Parties Say No GBPA-Casino Deal
By Scott C. Boyd
(December 2010 Civil War News)
GETTYSBURG, Pa. – The Gettysburg Battlefield Preservation Association’s (GBPA) Aug. 16 endorsement of the proposed Mason-Dixon casino in Gettysburg was not sought by casino applicant David LeVan “or any officials related to Mason-Dixon,” according to spokesman David La Torre. This was confirmed by GBPA President Brendan Synnamon.
La Torre also denied rumors that LeVan ever promised money in exchange for the GBPA’s support.
Questions about possible money for the endorsement were raised after details surfaced over remarks at the January 2010 GBPA board meeting.
Meeting minutes include: “[GBPA President] Kathi [Schue] reminded the board that if the ‘casino’ license gets approved, Dave [LeVan] had, at the time of the original project, indicated that GBPA would receive $250,000 a year for 10 years.”
The “original project” refers to LeVan’s Crossroads casino proposal in Gettysburg, which was rejected by the Pennsylvania Gaming Control Board in 2006.
At the January meeting Schue moved that the board support LeVan’s efforts to purchase the Eisenhower Inn. His pending application is for a resort hotel casino license at that site, which he has under option.
Schue confirmed to Civil War News that she and LeVan discussed him donating money to GBPA if it endorsed his Crossroads project. She said it was a verbal understanding she and LeVan had back then.
In an email La Torre said, “There was never, ever any promise made to GBPA for financial support by Crossroads. Period. None.”

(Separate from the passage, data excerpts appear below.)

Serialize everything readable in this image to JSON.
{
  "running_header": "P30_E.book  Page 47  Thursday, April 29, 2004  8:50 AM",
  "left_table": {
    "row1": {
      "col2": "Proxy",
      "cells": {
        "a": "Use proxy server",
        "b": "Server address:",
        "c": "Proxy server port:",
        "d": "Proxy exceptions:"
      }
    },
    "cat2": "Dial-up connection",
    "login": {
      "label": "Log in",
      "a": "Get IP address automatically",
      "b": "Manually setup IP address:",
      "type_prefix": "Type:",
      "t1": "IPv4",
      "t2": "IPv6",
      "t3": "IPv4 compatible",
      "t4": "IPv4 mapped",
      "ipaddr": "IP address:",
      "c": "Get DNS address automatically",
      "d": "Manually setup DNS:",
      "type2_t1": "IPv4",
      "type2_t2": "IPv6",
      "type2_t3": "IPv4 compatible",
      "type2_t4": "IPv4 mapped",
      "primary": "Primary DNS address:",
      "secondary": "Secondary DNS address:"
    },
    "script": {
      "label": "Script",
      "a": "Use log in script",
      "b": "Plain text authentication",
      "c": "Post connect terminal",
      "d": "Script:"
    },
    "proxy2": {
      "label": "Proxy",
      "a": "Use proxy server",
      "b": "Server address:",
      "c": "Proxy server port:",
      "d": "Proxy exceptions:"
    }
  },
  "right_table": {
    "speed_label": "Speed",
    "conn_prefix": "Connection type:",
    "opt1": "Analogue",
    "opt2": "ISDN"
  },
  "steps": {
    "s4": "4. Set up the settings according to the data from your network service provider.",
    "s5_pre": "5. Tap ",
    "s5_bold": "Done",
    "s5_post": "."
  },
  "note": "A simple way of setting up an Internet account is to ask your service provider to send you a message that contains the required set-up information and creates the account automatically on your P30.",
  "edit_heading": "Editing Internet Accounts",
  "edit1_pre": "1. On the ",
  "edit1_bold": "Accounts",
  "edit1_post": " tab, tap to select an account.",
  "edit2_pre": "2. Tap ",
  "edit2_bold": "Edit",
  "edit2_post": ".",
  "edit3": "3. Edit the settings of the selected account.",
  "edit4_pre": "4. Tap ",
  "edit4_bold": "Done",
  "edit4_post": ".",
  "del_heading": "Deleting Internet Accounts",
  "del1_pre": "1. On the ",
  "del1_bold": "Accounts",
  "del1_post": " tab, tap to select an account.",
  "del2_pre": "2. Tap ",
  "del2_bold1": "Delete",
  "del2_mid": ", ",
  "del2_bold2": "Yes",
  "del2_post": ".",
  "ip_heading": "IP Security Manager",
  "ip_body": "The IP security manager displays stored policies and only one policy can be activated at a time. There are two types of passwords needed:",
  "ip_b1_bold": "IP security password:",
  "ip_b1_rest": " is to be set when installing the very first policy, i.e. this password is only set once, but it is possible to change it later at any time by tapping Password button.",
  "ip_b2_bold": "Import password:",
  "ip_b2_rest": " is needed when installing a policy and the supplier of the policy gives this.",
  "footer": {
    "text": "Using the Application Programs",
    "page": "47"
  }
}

Schue testified before the Gaming Board in 2006 in favor of the Crossroads application. While she was GBPA president at the time, Schue spoke only for herself as an individual, she explained. The organization did not endorse Crossroads.
Some who were present at the January GBPA board meeting got the impression that the money for endorsing Crossroads would be given if GBPA endorsed the current Mason-Dixon proposal.

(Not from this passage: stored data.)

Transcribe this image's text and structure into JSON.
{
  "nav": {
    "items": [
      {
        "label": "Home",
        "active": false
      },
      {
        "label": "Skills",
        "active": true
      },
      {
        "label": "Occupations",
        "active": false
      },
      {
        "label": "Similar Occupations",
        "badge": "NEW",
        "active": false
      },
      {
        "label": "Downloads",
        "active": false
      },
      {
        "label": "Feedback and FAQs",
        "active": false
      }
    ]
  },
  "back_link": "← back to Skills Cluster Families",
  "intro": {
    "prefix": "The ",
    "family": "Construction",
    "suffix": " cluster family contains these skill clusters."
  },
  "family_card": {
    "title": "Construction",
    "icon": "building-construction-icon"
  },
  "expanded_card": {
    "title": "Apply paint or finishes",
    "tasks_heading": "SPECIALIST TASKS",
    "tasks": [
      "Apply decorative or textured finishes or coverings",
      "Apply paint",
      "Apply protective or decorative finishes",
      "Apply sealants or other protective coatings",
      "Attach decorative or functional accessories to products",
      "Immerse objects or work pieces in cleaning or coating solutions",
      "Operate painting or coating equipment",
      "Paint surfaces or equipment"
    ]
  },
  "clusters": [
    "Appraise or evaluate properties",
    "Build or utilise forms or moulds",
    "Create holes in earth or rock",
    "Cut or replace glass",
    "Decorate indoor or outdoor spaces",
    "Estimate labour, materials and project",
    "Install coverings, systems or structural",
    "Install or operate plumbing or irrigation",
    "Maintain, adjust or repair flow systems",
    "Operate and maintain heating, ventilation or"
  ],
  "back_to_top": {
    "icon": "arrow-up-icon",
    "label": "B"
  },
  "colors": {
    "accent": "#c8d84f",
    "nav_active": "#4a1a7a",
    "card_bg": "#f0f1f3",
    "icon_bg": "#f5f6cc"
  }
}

Concurring with La Torre and Synnamon, Schue said there was no such agreement.
When the GBPA board voted in August, with one against, to endorse the current casino proposal, there had been no contact with Mason-Dixon or LeVan, according to Synnamon.
He said the board looked at the proposal from a narrow, preservation-only perspective, considering that it would not change the building and parking lot footprint or viewshed since existing commercial property would be reused.